The United Nations Convention on the Rights of the Child (art.12) and the UN 2030 Agenda for Sustainable Development recognize child participation as a core principle both for understanding the meanings of childhood and for creating an inclusive, equitable and just society. School is an ideal context for promoting child participation as it is the basic context of growing up and learning in our society. However, a school culture in which children’s right to participation is ensured is rarely observed across the world. This for many reasons: children may not be considered as capable to participate in decision-making [1]; teachers may not have an adequate knowledge of children’s rights [2] and/or may perceive them as a threat to their authority and control over the classroom [3].
In 2016, when Children’s Parliament began their partnership with Manor Park, the primary school was a place where children’s human rights were not being respected, which was reflected in their position as primary school with the highest level of exclusions across Scotland and as one of Aberdeen’s lowest attaining ones. A change in headteacher in 2017, and an attention from the senior leadership team for the learner's well-being, led to the collaboration with Children’s Parliament to create a child-led vision for the school, which was underpinned by what children need to be happy, healthy and safe and the idea of human dignity.
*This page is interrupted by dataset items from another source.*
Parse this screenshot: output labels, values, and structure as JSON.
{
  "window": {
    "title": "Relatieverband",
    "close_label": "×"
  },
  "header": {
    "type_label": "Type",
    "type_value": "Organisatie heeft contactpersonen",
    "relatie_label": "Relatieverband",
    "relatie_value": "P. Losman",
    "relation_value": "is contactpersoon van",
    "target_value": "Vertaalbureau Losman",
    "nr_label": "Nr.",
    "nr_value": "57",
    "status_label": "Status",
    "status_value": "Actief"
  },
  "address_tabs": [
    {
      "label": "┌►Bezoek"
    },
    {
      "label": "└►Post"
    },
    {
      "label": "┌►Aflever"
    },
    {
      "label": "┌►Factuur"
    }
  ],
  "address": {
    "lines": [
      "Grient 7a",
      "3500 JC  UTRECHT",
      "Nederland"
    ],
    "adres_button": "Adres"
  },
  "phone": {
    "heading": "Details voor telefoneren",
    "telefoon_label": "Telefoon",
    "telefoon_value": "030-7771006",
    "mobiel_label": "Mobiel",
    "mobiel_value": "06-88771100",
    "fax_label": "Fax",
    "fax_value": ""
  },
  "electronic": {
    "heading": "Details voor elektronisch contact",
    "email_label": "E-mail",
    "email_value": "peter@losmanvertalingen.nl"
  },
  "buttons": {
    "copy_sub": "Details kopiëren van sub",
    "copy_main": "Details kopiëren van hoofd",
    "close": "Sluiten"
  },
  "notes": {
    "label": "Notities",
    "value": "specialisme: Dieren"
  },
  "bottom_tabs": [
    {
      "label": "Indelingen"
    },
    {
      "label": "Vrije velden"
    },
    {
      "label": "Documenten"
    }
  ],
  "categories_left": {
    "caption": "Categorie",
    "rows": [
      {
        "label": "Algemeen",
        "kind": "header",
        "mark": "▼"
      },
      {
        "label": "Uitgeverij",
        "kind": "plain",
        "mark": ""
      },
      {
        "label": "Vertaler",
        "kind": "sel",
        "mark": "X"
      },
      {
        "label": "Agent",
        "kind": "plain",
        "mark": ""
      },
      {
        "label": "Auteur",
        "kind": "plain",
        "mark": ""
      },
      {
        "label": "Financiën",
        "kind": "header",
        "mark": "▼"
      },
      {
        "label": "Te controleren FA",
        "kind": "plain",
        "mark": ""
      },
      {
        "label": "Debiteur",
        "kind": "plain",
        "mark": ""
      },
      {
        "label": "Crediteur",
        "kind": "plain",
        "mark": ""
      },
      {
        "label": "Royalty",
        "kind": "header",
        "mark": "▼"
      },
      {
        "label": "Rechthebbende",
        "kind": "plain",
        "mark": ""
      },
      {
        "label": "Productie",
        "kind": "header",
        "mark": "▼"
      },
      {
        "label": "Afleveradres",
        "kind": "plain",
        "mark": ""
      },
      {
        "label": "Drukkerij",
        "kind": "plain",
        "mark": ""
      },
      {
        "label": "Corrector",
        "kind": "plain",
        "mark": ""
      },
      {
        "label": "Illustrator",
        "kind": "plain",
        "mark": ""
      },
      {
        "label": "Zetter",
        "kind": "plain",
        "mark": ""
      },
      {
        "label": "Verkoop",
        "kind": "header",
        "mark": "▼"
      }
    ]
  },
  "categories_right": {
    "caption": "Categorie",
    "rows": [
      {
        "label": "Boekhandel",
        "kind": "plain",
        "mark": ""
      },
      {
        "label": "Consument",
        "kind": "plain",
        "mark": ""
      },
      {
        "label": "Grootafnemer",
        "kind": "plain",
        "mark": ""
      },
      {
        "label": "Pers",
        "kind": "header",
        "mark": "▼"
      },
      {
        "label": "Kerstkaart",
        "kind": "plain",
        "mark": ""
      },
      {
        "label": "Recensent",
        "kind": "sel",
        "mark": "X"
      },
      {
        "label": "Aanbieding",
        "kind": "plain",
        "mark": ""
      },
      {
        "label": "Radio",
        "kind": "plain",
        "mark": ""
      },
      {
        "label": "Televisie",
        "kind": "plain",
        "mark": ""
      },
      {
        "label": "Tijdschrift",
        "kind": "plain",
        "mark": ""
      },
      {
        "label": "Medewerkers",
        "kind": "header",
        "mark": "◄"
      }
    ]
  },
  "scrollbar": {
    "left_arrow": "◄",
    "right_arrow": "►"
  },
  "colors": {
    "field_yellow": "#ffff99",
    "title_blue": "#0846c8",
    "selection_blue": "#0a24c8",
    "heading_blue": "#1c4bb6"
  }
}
The collaboration with Manor Park intensifies because of a shared understanding of the importance of integrating children’s human rights and democratic practices into the school. The expedient to do so is embodied by a specific form of pedagogical documentation: policies made by the children, entitled ‘What we need from the adults in our school: learning and teaching; and relationships.’ The policies, a real pedagogical innovation, hold adults accountable and can be directly invoked by the children, developing their agency. The contribution reflects on the participatory process that led adults–school management, teachers, pupil support assistants and the wider school community– and learners, through the facilitation of Children’s Parliament, to construct these policies, not only as a mere product, but as a process that, like an agora [4], creates the space and time for children and adults to share the experiences of education and childhood, contributing to the construction of a rights-based, democratic school culture.
References:
[1] G. Lansdown, “The realisation of children’s participation rights’,” in A Handbook of Children and Young People’s Participation: Perspectives from Theory and Practice, B. Percy-Smith and N. Thomas, Eds. London: Routledge, 2010, pp. 11–23.
[2] J. Rudduck and J. Flutter, “Pupil participation and pupil perspective:’carving a new order of experience’,” Cambridge J. Educ., vol. 30, no. 1, pp. 75–89, 2000.
[3] R. B. Howe and K. Covell, Empowering children: Children’s rights education as a pathway to citizenship. Toronto: University of Toronto Press, 2007.
[4] E. Biffi, “Pedagogical documentation as ‘agora’: Why it may be viewed as a form of citizenship for children, parents and communities,” in Rethinking Play as Pedagogy, Routledge, 2019, pp. 139–152.Keywords:
Child participation, children's rights, school policy, pedagogical documentation, Children's Parliament Scotland, Manor Park Primary School.